The technology would work by scanning a scene via the camera, with the software able to detect human faces.
Apple outlined how its technology would be able to detect faces depending on where people were standing in a shot. For example, if there were two people in the shot and one person was closer to the camera than another, it would still be able to identify both faces accurately.
The technology is not just to detect faces, but can be used to analyze other objects too, Apple said.
Such innovation outlined in the U.S. Patent and Trademark Office (USPTO) filing, could lay the groundwork for a number of technologies.
Apple chief executive Tim Cook has talked up augmented reality (AR), which refers to digital images being overlaid on the real world.
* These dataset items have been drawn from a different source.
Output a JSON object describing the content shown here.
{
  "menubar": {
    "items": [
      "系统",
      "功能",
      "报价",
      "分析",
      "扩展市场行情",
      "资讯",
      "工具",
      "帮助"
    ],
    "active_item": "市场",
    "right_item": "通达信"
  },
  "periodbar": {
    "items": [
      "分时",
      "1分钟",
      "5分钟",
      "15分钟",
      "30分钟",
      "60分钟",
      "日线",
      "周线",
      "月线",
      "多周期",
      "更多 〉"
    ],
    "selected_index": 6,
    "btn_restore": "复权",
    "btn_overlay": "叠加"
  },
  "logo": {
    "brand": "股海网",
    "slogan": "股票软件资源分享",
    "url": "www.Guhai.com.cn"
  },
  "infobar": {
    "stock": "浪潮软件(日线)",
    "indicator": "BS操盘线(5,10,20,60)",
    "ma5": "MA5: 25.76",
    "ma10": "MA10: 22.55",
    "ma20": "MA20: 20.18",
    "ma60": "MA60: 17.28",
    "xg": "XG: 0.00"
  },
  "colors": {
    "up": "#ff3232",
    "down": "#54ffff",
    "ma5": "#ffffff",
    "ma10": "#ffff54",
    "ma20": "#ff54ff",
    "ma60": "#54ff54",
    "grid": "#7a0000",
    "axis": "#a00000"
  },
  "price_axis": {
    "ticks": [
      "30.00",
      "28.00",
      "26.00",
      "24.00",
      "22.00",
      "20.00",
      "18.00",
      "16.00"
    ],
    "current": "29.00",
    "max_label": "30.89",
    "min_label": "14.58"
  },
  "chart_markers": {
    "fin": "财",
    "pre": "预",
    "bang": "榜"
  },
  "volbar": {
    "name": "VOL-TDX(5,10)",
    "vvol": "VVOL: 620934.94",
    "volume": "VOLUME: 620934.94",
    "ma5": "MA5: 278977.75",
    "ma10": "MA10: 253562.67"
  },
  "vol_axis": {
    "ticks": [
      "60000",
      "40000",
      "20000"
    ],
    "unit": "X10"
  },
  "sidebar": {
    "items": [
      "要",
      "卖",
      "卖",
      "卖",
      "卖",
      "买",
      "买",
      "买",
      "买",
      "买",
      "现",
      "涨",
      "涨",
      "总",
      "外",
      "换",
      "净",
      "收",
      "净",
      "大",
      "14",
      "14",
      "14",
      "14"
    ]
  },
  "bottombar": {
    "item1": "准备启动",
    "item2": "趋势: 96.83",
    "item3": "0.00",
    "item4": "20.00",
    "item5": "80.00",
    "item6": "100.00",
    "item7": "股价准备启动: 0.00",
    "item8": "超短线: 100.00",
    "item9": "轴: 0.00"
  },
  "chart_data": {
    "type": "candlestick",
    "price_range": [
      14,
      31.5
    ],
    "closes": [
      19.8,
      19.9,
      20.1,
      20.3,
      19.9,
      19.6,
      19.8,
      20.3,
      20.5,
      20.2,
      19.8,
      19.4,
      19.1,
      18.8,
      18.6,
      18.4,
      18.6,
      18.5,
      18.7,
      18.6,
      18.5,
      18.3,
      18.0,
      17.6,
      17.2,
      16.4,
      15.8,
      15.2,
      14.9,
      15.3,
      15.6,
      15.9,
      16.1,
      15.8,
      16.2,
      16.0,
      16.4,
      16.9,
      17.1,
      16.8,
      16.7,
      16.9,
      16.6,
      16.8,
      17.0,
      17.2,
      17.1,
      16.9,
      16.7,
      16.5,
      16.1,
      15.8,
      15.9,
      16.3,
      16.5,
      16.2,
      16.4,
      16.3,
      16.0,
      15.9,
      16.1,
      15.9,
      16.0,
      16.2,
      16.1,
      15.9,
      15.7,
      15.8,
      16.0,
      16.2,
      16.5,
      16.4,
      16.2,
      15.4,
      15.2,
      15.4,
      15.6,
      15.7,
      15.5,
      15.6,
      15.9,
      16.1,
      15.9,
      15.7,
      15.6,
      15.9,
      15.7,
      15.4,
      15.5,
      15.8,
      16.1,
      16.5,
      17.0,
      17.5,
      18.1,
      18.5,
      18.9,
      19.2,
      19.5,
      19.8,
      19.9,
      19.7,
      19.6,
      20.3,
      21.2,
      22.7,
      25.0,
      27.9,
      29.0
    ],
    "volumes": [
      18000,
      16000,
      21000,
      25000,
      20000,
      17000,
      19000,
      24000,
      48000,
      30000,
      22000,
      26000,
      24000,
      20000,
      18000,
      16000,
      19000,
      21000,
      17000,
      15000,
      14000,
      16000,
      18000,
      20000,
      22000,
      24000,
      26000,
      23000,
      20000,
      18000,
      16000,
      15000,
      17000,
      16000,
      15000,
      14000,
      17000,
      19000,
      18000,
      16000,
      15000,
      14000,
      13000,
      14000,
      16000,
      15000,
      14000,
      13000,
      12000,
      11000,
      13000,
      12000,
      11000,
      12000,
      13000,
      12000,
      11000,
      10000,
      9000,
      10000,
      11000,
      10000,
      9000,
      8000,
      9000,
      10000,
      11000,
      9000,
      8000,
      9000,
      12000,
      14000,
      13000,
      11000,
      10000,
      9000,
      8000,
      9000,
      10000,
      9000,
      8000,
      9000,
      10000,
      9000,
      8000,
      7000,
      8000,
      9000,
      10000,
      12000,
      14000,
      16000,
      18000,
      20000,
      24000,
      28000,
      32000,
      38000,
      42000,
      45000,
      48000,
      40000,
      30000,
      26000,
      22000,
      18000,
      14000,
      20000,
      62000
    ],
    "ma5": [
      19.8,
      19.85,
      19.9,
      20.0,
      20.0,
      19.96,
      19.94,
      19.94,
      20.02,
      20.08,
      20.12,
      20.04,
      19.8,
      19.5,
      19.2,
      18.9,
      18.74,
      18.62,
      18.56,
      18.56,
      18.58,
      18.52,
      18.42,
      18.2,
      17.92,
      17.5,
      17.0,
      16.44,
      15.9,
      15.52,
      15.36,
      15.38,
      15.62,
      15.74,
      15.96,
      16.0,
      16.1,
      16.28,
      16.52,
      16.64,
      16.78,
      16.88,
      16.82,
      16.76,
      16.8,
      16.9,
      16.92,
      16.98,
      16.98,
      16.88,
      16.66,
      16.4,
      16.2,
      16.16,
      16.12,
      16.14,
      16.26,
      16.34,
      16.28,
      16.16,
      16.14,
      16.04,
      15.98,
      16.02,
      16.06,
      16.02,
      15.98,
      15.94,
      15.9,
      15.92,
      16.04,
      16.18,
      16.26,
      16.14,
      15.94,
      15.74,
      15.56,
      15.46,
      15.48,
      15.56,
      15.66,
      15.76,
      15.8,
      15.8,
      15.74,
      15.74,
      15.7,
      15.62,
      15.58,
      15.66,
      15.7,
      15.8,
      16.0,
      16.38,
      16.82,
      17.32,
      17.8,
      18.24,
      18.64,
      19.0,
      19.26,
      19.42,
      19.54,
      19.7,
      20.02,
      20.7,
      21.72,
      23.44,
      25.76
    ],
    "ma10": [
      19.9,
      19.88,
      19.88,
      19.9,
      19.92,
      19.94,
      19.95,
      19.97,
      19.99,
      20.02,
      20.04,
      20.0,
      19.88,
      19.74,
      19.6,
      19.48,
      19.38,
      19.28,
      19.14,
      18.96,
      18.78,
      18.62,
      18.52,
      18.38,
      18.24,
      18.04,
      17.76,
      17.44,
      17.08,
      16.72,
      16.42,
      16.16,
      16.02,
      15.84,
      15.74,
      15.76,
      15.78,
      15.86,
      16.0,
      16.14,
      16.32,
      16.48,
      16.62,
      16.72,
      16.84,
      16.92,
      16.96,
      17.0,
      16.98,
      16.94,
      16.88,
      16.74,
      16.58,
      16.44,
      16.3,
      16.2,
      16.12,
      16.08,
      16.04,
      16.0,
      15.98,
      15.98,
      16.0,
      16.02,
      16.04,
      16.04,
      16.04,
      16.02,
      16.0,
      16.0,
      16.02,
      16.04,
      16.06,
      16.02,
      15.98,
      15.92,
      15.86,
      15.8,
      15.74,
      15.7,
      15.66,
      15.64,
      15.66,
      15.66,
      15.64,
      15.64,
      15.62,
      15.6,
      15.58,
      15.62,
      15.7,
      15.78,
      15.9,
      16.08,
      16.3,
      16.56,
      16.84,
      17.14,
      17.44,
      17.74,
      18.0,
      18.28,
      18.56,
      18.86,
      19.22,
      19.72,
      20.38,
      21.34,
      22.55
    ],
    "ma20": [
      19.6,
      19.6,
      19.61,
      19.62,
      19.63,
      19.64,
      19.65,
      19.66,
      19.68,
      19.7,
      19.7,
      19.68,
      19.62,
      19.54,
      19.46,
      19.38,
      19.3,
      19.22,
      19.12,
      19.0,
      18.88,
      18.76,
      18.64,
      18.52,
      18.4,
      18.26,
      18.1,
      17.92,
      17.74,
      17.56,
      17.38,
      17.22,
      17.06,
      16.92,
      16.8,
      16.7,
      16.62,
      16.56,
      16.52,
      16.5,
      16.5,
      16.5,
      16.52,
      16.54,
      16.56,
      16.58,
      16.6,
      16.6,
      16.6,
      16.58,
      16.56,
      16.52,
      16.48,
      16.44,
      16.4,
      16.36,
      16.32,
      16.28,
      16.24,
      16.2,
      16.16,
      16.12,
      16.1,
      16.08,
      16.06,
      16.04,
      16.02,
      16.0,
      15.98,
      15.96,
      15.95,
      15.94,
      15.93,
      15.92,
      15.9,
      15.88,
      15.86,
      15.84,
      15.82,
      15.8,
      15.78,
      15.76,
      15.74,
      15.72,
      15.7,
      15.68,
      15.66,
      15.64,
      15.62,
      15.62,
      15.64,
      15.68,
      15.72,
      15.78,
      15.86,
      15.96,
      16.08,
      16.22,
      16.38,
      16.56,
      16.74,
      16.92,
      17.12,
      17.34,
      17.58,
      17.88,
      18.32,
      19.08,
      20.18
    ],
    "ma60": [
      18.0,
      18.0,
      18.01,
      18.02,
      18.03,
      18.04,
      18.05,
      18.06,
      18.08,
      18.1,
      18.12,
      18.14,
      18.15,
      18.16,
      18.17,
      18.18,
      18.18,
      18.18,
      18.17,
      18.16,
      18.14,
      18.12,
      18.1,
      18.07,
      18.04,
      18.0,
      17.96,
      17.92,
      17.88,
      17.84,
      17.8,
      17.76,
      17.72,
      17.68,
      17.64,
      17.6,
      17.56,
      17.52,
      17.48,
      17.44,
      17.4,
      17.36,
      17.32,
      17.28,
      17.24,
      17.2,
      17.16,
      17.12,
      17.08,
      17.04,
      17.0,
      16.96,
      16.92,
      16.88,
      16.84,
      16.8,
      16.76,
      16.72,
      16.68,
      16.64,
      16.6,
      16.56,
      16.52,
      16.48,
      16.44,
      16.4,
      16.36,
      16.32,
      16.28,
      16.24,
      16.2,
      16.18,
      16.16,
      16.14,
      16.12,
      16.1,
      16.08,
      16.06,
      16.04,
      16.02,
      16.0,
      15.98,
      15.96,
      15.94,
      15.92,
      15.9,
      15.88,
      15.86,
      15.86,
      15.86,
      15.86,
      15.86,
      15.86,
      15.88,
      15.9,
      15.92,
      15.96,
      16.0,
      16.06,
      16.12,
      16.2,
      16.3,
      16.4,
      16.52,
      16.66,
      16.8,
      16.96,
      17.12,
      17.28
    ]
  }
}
The impact of AR could be as large as the iPhone, Cook said. "I think AR is that big," the Apple boss said in an interview with The Independent newspaper in February. A camera with 3-D sensing technology is key for advanced augmented reality.
But the patent also hints at other areas that this technology could be used in.
"For example, the methods described herein may be applied in detecting the locations of the hands in an image of a user of a gesture-controlled computerized system, so that the posture and motions of the hand can be recognized quickly and reliably. As another example, these methods may be used in a vehicle-mounted system for automatic detection and reading of traffic signs," Apple said.
So 3-D recognition technology could also give hints as to what Apple is thinking about the way we will interact with future devices. For example, a TV could be controlled via gestures. And the patent also mentioned this camera technology on cars. Rumors have been swirling around since 2015 that Apple is building a car. If the patented technology can read traffic signs, then it could be a key component of autonomous vehicles for Apple.
The patent was acquired by Apple in 2013 when it bought Israeli computer vision company PrimeSense. Even though Apple has been awarded the patent, it does not necessarily mean this technology will see the light of day in its products.